A left-brain person who is also very creative and musical.

"If I can choose who I am in the moment, then I can choose to come in as my left brain personality and all of the skill sets that goes with that."

Although I use both the left and right sides of my brain depending on the thought process necessary, I am most comfortable while using the left side of my brain. That means that I like more structure, control, clarity, focus, direction, responsibility, organization, planning, mathematical and analytical skills, listening skills, and rational and logical thinking. However, sometimes I need more spontaneity, expression, nurturing, social and interpersonal activity, imagination and creativity, artistry, and holistic, abstract, and conceptual thinking.

My Personality Type

#1 Green

I have a green personality type. That means that I am curious, intellectual, rational, and I love learning. My communication style is very to the point. I am logical, communicate facts, and I think before I speak. It frustrates me when there is small talk and failure, and when I am wrong publicly.

Decision Making

Analytical Style

When making decisions, I tend to follow the Analytical Style.

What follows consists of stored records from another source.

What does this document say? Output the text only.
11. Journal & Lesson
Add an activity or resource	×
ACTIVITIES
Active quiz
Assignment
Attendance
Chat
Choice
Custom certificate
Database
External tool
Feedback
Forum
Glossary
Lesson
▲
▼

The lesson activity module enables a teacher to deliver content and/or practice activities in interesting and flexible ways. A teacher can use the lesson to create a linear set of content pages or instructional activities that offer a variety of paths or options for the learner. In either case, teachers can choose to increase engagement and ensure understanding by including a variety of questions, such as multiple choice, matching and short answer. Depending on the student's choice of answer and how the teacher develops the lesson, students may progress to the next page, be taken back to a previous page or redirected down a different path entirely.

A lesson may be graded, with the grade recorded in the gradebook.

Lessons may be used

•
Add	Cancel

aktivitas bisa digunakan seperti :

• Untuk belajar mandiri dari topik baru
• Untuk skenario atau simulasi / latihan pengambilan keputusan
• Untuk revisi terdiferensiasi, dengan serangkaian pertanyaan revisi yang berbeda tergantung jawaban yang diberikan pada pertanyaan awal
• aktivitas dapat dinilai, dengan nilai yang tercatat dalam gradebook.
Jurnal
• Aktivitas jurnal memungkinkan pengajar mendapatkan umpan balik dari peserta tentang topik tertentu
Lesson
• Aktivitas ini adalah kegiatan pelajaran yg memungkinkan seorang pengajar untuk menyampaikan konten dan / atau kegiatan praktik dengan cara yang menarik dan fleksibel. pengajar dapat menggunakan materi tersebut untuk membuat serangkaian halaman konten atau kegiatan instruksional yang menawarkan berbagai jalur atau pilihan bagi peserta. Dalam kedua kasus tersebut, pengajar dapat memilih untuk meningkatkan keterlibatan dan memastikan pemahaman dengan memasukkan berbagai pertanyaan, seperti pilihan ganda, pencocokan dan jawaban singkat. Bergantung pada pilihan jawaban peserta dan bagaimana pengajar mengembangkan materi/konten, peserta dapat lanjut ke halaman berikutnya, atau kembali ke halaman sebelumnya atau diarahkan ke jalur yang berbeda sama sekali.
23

People with that decision making style are intellectual, want control, have an impersonal social orientation, complete tasks by preparing detailed plans, and want to be able to predict outcomes. Others sometimes see my decision making as over-controlling, impersonal, too careful, abstract, or mathematical, or sometimes too slow. The best organizational fit for my type of decision making is one in which planning or solving problems is important, such as science or engineering.

My Top 3 Career Choices

ACT Profile Results

ACT Major

Major: Language & Humanities

4 Year Degrees:

  • Area Studies, Other
  • Foreign Languages/Literature, General
  • Spanish Language & Literature
  • English Language & Literature, General
  • Rhetoric
  • Liberal Arts & General Studies
  • Philosophy
  • Divinity/Ministry
  • Religion

Jobs Available:

4-Year Degree

  • Writer
  • Secondary Education Teacher

More than 4 years

  • College/University Teacher
  • Journalist
  • Publisher
  • Areas of Business
  • Areas of Government
  • Arts and Entertainment

Description:

  • This major is meant to orient you with English and its literature. You learn about the structure and history of English and various forms of literature and study its effects on beliefs and emotions of readers, and on the culture of peoples who speak English. This major is in two sections: literature and writing. The literature section helps you understand things like point of view, tone, and allusion, and the section about writing is to help you be able to use what you learned in the literature section. You will be able to think analytically and creatively and express ideas clearly and logically, both verbally and in writing, by the end of the degree.

You Should:

  • Have a strong interest in the uses of the English language and in literature of all forms
  • Be sensitive to the sound and texture of the written word

High School Timeline

Senior Year or 12th Grade

1st Semester


  • Fight senioritis- the struggle to get lazy is real, but your grades still matter.
  • Take the SAT or ACT again if you're unhappy with your first score.
  • Get letters of recommendation in the first weeks of school from teachers, advisers, or employers who know you and your work well (no family or friends), and give each recommender a copy or your resume, examples of your work, and a list of schools you need letters for, and stamped examples.
  • Apply to your top three to five schools.
  • Make sure your applications contain everything they need, proofread everything (twice), send in a neat application, make copies of everything you send in the mail, and keep your admission fee receipt or check number just in case.
  • Create a checklist of places you've applied and application deadlines.

2nd Semester

  • Pick a school that you got into, and tell them of your decision to attend. Tell all your other schools that you won't be attending, and send transcripts of the first semester of your senior year if your college requires it.
  • Fill out the FAFSA as close to Jan. 1 as you can to qualify for government grants and loans.
  • Make sure all the paperwork required by the university has been filled out and sent on time, and that you have paid all your fees.
  • Begin researching Greek rush requirements at your college if you are interested.
  • Check on housing- many schools begin housing assignments in May.
  • Graduate!
  • Enjoy your summer- once college starts, everything changes forever.